Prosecutors intend to proceed with legal action involving a veteran republican charged over the murder of Jean McConville more than 40 years ago.
In court on Friday, no view was aired by a barrister for the Crown on whether 80-year-old Ivor Bell’s dementia diagnosis made him unfit for trial.
Mr Bell denies two counts of soliciting the murder of the mother-of-10.
His defence lawyer told the court that the decision to go ahead with legal proceedings was “oppressive”.
The case is due back in court on 13 November.
The test for prosecution – which involves an assessment of the evidence against an accused – was met, the judge at Belfast Crown Court was told.
The prosecution said a review of the case carried out on the basis of significant submissions by the defence over the summer, and had indicated that they would proceed.

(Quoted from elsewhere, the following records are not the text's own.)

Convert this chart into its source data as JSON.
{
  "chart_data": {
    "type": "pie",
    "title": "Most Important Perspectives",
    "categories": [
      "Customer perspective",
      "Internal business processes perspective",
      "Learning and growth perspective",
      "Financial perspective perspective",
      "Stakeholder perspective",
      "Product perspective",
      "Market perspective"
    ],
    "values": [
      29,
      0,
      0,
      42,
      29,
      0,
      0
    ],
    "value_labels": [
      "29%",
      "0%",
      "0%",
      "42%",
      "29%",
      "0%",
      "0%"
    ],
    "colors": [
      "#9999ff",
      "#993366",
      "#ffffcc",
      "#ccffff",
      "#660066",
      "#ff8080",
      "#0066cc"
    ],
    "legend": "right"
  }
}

Counsel for Mr Bell, from Ramoan Gardens in west Belfast, said continuing with the case would be “likely to exacerbate” the accused’s condition.
Desmond Hutton told the court: “We do feel that that is an oppressive position.
“In the circumstances we would seek to make an application to the court prior to any arraignment.”
The IRA kidnapped Mrs McConville from her home in Divis flats in 1972.
She became known as one of the “disappeared”.
These were people who were abducted, murdered and buried at secret locations by republicans during the Northern Ireland Troubles.
Mrs McConville’s remains were found on Shelling Hill beach in County Louth by a member of the public in August 2003. Nobody has been convicted of her murder.
The case against Mr Bell is based on the content of tapes police secured from an oral history archive collated by Boston College in the United States.